青島大學醫(yī)學院附屬醫(yī)院兒科，山東青島 266003

Henoch-Schonlein purpura(HSP) is one kind of common allergia vasculitis in the pediatrics Department, the disease mostly strikes preschool children and school age children,its clinical manifestations are nonthrombocytopenic palpable purpura,arthralgia,stomachache and nephritis etc.The etiology and pathogenesis of HSP are still not thoroughly clear. At present,some studies have shown that obvious immunity disorder exists in the body of HSP sick children[1-3], mainly including humoral immun disorders, T cell subset dysfunction,abnormal cytokine expression etc.In recent years, the role of T helper cell dysfunction in HSP disease has attracted widely attention.There is no special clinical treatment for HSP currently,in recent years,some researches showed that compound glycyrrhizin was effective for treatment of HSP[4],but there are few reports about teatment mechanism.In this study,level variation of IFN-γ,IL-4 and IL-17 in peripheral blood plasma of children with HSP before and after treatment was detected,effect of compound glycyrrhizin on function of T helper cell in peripheral blood of HSP sick children was also discussed,thus its therapeutic mechanism for HSP was observed,which provides theoretical foundation for clinic treatment of HSP.

1 Materials and methods

1.1 Object of study

1.1.1 HSP group In this study we choose 39 cases of acute stage HSP sick childrens who hospitalized in Affiliated Hospital Qingdao University Medical College from October 2012 to June 2013, including 23 cases of boys,16 cases of girls, age range from 3years to 14 years,the average age was 7.4 years old. The patients were randomly divided into two groups(the differences of degree of the disease’s severity beteen the two groups had no statistical significance),20 cases in compound glycyrrhizin treatment group,19 cases in glucocorticoid treatment group. In compound glycyrrhizin treatment group,11 cases of them were boys,9 cases were girls,the average age was 8.1 years old,clinical features were as follows: 14 cases were suffered from single skin disease, 4 cases were suffered from skin disease and abdominal disease,2 cases were suffered from skin disease and arthropathy.In glucocorticoid treatment group,12 cases were boys,7 cases were girls, age range was 3-14 years old,average age was 6.8 years old,clinical features were as follows:12cases were suffered from single skin disease,4 cases were suffered from skin disease and abdominal disease,3cases were suffered from skin disease and arthropathy.

1.1.2 Control group 22 cases of children in same age who do medical examination in outpatient service were selected as the control group,14 cases were boys, 8 cases were girls,age range was 5-12 years old, average age was 8.2 years old.

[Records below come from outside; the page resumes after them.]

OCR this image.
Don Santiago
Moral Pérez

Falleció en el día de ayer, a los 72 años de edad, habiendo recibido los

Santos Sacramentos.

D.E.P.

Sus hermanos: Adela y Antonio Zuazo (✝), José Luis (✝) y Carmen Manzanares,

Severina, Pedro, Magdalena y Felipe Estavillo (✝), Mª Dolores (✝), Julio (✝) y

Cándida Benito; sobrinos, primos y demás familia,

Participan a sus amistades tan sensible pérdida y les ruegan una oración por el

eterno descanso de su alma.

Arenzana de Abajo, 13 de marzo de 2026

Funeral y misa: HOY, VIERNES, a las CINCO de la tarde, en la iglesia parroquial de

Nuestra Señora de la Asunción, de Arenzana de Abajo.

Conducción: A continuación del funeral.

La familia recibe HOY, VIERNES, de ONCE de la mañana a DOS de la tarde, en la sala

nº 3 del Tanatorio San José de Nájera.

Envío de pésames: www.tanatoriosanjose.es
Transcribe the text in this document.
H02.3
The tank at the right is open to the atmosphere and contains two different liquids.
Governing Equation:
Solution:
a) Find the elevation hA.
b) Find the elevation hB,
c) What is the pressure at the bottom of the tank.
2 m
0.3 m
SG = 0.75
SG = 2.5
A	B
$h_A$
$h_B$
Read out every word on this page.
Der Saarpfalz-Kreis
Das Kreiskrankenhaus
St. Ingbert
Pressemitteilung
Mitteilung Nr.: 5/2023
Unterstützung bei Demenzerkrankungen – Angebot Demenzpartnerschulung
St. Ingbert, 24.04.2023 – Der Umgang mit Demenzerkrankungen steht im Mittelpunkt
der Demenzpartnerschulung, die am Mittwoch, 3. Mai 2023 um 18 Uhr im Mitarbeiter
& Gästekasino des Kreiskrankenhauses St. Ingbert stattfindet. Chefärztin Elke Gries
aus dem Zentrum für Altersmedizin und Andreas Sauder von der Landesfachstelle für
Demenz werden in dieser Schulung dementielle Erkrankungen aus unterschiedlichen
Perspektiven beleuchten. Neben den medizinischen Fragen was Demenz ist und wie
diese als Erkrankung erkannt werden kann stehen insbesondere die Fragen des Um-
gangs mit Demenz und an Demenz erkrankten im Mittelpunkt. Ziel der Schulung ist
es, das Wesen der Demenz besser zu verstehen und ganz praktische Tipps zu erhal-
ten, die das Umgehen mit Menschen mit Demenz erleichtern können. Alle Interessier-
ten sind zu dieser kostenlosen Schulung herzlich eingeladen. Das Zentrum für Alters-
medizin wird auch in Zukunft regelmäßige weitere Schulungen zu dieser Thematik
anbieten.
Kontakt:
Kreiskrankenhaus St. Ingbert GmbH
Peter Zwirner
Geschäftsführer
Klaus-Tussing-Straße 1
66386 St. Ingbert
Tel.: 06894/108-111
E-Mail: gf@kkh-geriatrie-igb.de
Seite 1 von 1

Filtering criteria:free from infection and hypersensitivity etc in recent years,without application history of immune agents.

1.2 Methods

1.2.1 Treatment method (1)Compound Glycyrrhizin treatment group:based on conventional therapy, corresponding dosage of compound glycyrrhizin were intravenously injected according to their age, dosage: 3-5 years old,80mg qd;5-8 years old, 120mg qd;>8years old, 160mg qd. course of treatment:7-10 days; (2)Glucocorticoid treatment group:based on conventional therapy(same as above),they were treated with methylprednisolone(1-2mg/kg/d,bid ),course of treatment:7-10 days.

1.2.2 Sample collection 2-3 ml of peripheral blood of HSP sick children on admission date and 7-10 days after treatment were sampled, put the sample into heparin anticoagulant tube, centrifugation was performed for 10min at a rate of 2000r/min at room temperature,1 ml of plasma was collected and stored at -80 ℃ for detection,plasma of normal childrens were sampled by the same method,stored for detection.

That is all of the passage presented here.